Jil Sander - Automne-hiver 2019 - Prêt-à-porter masculin- Paris - © PixelFormula


Jil Sander
 
Encore un début, même s’il avait lieu dans un repère familier, avec le premier défilé masculin du couple marié à la ville formé par Lucie et Luke Meier, à Paris pour Jil Sander.

Le duo s’est attiré une réputation légitimement positive à Milan pour avoir redonné vie à Jil Sander grâce à une approche qui parvient à combiner le côté cérébral et le romantisme. Ils ont tenté de transformer l’essai ce vendredi, avec leur défilé présenté au sein de l’Hôtel Salomon de Rothschild, endroit où ont lieu beaucoup de défilés cette saison.

Il y a avait beaucoup de choses admirables : de volumineux manteaux en laine brute aux trench framboise sombre à la coupe précise. Mais bien trop souvent les vêtements avaient l’air maniérés, voire prétentieux : du costume pyjama clownesque en cuir verni aux bottines médiévales en caoutchouc, assez bizarres.
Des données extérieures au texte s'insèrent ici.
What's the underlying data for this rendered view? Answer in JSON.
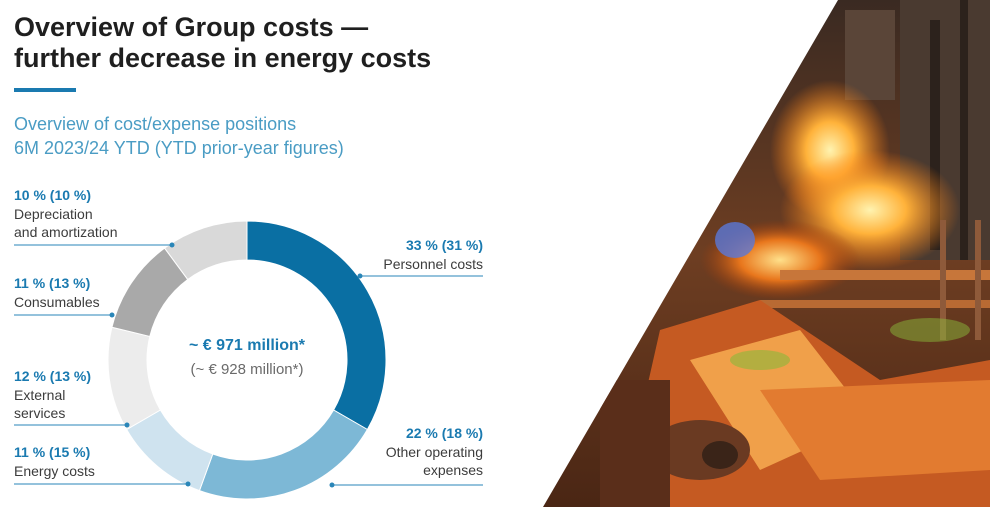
{
  "page": {
    "title_line1": "Overview of Group costs —",
    "title_line2": "further decrease in energy costs",
    "subtitle_line1": "Overview of cost/expense positions",
    "subtitle_line2": "6M 2023/24 YTD (YTD prior-year figures)"
  },
  "chart_data": {
    "type": "pie",
    "donut": true,
    "center_total": "~ € 971 million*",
    "center_prior": "(~ € 928 million*)",
    "slices": [
      {
        "label_lines": [
          "Personnel costs"
        ],
        "value_text": "33 % (31 %)",
        "value": 33,
        "prior": 31,
        "color": "#0a6fa3"
      },
      {
        "label_lines": [
          "Other operating",
          "expenses"
        ],
        "value_text": "22 % (18 %)",
        "value": 22,
        "prior": 18,
        "color": "#7db8d6"
      },
      {
        "label_lines": [
          "Energy costs"
        ],
        "value_text": "11 % (15 %)",
        "value": 11,
        "prior": 15,
        "color": "#cfe3ef"
      },
      {
        "label_lines": [
          "External",
          "services"
        ],
        "value_text": "12 % (13 %)",
        "value": 12,
        "prior": 13,
        "color": "#ececec"
      },
      {
        "label_lines": [
          "Consumables"
        ],
        "value_text": "11 % (13 %)",
        "value": 11,
        "prior": 13,
        "color": "#a9a9a9"
      },
      {
        "label_lines": [
          "Depreciation",
          "and amortization"
        ],
        "value_text": "10 % (10 %)",
        "value": 10,
        "prior": 10,
        "color": "#d9d9d9"
      }
    ],
    "colors": {
      "label_value": "#1a7ab0",
      "label_text": "#3c3c3c",
      "leader": "#2a86b8"
    }
  }
}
Ils n’ont pas été aidés non plus par un accident vestimentaire qui a vu un manteau tomber littéralement des épaules d’un mannequin. Et ce même si le final de capes flottantes en soie était plein de charme. Mais pour quelqu’un d’assez âgé pour avoir assisté au premier défilé masculin de la fondatrice, Frau Jil Sander, ces pièces ne contenaient pas vraiment l’ADN Jil Sander requis.

Une collection méritante, mais ce genre de mérite n’a jamais remporté de course, ni de prix.